The thought of 1) getting in front of a camera in order to get the before pictures (I bloody hate being in front of the camera) and 2) the thought of what the end result would look like once all my hair was hacked off by someone I had never seen, met, knew anything about, and who would be armed with a pair of shears that would make a scalpel look dull...not comforting. Nope. Not comforting in the fucking slightest.
So here are the before pictures so you can see how long my hair had gotten, my Cousin It impression, and me practicing for my own Mugshot Monday....crap, you get the idea. Not advisable to be eating anything as involuntary regurgitation is possible. Don't look at me that way. You've been warned.
|In the beginning...it was almost down to my bum|
|OMG! Why is the basement so windy all of a sudden?|
|Embracing my inner Cousin It|
|Practicing to appear in my own Mugshot Monday. How am I doin'?|
So off to TheHairstyler.com I went. (Please note, I am in no way affiliated with this site, I just found them extremely useful - despite the fact that I have to pay - when I need to find a new do.)
It requires a picture with your hair pulled back against a blank background. Again with the mugshot poses?? Fine! So here is what I uploaded for the virtual hair styler to use as a base.
|Shit! I'm much better looking from behind the camera.|
Please note, from here on out, this post is going to look like a couple of fucked up Twilight Zone-esque mugshot composites.
Of course, I had to go through and try on hair styles that I knew that I would never get...check out what I could have ended up with.
|Click on the photo to enlarge for the full effect and to read the captions|
Below are the runners up for what I could have gotten done with my hair.
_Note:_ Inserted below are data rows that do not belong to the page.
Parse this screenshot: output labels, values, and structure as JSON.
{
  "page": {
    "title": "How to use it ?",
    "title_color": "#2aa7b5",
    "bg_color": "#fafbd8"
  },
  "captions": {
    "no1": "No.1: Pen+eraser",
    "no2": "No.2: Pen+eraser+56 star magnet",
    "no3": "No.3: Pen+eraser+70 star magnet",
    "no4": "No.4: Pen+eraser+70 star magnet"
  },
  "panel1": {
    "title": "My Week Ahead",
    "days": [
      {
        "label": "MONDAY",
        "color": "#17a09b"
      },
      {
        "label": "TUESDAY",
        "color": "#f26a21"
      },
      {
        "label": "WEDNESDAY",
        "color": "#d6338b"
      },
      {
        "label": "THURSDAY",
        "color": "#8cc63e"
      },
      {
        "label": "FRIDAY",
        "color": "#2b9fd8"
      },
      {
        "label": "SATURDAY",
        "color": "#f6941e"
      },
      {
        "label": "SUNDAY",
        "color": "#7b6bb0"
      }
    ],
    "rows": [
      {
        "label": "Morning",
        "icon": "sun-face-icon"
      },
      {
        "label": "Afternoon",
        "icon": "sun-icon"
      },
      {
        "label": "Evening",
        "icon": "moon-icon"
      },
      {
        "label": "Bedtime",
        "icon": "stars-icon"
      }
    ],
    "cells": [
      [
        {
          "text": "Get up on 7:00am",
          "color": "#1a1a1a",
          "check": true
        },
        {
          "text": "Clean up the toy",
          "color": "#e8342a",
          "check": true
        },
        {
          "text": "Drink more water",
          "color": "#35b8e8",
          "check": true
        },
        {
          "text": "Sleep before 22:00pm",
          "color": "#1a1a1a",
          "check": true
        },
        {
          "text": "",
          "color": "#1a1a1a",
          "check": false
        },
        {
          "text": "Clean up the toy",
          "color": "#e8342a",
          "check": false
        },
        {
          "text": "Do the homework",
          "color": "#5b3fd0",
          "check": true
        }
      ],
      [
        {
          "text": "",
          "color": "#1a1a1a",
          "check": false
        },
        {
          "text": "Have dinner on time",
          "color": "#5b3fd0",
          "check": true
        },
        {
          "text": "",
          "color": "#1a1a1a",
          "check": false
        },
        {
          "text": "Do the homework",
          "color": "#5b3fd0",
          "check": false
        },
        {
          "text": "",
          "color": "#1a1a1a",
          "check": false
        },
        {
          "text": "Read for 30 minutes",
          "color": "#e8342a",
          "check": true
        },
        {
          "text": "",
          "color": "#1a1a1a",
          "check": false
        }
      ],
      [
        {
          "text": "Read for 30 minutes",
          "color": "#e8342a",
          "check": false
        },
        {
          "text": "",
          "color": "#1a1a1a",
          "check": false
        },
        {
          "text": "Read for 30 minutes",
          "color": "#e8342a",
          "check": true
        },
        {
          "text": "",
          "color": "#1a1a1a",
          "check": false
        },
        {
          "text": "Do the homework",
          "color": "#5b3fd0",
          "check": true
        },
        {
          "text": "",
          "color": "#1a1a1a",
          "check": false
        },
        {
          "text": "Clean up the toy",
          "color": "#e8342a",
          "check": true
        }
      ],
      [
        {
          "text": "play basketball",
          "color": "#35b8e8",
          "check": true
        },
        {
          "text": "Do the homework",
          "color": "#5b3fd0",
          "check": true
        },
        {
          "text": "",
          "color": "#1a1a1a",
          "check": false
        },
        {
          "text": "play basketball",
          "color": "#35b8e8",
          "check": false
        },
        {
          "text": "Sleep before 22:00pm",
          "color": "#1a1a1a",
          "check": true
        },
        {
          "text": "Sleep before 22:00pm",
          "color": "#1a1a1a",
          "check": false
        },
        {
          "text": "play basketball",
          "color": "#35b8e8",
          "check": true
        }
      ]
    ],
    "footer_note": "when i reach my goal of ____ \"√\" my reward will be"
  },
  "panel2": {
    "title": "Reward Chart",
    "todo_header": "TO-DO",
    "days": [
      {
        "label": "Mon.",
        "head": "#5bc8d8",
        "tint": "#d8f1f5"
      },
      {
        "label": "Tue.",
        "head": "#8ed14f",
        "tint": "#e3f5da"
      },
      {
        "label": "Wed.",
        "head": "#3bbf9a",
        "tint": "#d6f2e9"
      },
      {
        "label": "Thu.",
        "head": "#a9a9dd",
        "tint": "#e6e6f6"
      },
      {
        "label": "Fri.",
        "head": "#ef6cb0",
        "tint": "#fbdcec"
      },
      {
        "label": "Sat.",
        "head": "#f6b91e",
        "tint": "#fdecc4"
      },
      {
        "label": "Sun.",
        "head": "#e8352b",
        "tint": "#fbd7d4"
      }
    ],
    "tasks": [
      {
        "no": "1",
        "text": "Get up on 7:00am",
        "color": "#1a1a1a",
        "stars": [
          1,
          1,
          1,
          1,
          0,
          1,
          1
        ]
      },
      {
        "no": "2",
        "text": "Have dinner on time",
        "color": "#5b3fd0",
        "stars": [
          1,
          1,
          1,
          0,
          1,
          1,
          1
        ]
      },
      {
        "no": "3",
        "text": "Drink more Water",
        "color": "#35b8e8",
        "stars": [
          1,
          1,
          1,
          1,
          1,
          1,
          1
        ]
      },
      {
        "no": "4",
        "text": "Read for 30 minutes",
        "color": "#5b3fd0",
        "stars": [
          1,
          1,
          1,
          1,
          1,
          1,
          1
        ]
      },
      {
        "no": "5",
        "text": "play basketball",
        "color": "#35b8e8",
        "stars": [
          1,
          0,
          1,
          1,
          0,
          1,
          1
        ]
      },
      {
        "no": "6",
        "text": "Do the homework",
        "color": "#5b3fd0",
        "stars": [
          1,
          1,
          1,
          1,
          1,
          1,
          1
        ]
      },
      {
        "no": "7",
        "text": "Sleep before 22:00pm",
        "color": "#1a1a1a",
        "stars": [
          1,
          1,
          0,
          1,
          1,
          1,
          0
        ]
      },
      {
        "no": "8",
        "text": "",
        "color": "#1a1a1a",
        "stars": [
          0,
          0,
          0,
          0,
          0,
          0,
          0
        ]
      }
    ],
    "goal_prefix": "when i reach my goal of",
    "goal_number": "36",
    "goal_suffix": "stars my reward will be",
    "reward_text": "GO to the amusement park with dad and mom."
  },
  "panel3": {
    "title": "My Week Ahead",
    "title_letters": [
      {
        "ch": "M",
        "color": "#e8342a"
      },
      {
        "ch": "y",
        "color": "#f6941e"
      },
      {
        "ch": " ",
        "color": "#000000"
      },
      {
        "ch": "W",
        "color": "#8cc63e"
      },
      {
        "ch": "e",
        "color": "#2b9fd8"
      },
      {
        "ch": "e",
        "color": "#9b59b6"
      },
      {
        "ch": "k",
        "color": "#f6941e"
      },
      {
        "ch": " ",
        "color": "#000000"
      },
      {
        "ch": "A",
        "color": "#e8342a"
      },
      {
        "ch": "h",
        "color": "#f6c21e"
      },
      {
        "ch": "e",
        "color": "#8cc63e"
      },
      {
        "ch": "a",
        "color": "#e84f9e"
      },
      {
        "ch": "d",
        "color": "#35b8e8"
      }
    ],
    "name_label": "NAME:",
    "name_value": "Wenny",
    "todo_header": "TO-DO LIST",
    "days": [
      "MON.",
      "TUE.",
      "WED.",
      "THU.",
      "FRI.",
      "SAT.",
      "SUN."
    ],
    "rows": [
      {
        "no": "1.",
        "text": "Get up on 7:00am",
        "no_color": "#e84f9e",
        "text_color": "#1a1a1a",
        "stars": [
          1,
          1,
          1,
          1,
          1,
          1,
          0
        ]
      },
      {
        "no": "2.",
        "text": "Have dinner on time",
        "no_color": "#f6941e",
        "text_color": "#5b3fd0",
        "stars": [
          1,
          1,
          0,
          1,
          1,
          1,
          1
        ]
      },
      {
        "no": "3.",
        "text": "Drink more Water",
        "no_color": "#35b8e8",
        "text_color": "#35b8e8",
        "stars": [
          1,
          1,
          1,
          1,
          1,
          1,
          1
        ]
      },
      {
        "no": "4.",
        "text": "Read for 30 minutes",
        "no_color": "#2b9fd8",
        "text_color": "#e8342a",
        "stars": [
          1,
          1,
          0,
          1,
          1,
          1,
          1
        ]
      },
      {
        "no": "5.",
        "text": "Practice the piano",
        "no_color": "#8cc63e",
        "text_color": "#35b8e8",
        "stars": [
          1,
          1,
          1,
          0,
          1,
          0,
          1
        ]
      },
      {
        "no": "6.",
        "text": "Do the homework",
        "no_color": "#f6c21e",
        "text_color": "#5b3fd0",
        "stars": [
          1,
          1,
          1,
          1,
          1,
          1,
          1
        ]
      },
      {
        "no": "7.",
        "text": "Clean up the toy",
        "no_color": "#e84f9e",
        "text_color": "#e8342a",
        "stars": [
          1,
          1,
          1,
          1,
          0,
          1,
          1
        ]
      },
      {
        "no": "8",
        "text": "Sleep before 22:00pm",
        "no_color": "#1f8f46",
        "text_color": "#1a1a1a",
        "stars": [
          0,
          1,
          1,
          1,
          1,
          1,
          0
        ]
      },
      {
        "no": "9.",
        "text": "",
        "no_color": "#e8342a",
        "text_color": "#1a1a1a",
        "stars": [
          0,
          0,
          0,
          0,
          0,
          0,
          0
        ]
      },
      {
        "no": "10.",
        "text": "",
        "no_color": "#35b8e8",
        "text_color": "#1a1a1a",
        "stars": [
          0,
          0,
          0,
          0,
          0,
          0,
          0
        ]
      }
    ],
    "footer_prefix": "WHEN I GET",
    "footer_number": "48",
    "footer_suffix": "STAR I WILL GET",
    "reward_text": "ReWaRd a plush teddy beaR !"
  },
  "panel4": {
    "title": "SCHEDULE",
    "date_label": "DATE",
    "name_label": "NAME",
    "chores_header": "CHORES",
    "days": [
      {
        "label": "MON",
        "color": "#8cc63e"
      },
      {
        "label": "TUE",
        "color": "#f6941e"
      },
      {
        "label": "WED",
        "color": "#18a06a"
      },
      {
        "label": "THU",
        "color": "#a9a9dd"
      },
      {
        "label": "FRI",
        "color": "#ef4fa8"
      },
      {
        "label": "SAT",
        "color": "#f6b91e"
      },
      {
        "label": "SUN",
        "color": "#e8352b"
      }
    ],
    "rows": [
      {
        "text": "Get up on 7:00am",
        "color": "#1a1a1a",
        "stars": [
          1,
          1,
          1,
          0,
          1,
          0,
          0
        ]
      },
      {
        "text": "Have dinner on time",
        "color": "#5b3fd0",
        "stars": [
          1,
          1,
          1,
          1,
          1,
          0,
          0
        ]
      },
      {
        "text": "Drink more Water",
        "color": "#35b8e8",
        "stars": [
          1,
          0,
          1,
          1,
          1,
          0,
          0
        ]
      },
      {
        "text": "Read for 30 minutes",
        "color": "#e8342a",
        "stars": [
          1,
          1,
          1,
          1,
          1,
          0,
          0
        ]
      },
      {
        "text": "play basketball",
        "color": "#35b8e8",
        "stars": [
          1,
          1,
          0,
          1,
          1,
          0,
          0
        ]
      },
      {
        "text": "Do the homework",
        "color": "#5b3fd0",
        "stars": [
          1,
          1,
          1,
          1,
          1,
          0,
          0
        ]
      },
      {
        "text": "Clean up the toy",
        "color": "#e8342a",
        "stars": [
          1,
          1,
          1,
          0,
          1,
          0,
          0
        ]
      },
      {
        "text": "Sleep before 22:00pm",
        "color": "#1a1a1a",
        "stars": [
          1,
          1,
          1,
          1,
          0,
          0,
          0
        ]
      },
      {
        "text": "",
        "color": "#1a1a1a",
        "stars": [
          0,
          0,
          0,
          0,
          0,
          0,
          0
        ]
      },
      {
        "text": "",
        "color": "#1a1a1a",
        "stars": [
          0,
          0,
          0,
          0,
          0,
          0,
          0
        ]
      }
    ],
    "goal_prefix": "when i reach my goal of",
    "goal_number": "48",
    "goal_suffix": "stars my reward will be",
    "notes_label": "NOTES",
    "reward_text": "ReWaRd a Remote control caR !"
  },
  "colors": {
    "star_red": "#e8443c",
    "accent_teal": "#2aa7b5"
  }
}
Included in this composite is the hairstyle that I took to the hairdresser to use.
|Again, click to enlarge if you dare|
1) Pick the hairstyle that I took into the hairdresser DUH!
2) Be the first one to comment correctly with your answer DOUBLE DUH!
3) The person that wins this little contest needs to be someone that was NOT listed in yesterday's housekeeping and award post.
The Prize? You people are already worried about the prize?
No. You don't get money.
No. You don't get Charlie Sheen level fame.
No. I'm NOT buying you a car!
What I will do, though, is I will pimp your blog to my
The hairstyle that I chose, a picture of the 2nd and 3rd close choices, yet another picture of me this time with the cut and what I did with it, AND the announcement of who won.......*drumroll please* Next Tuesday... May 10th.
Ok...on to the rest of the trip tomorrow! =)
Now...go get some water. I can't have any of you people dehydrating after getting rid of your lunches as a result of actually looking at the pictures in this post.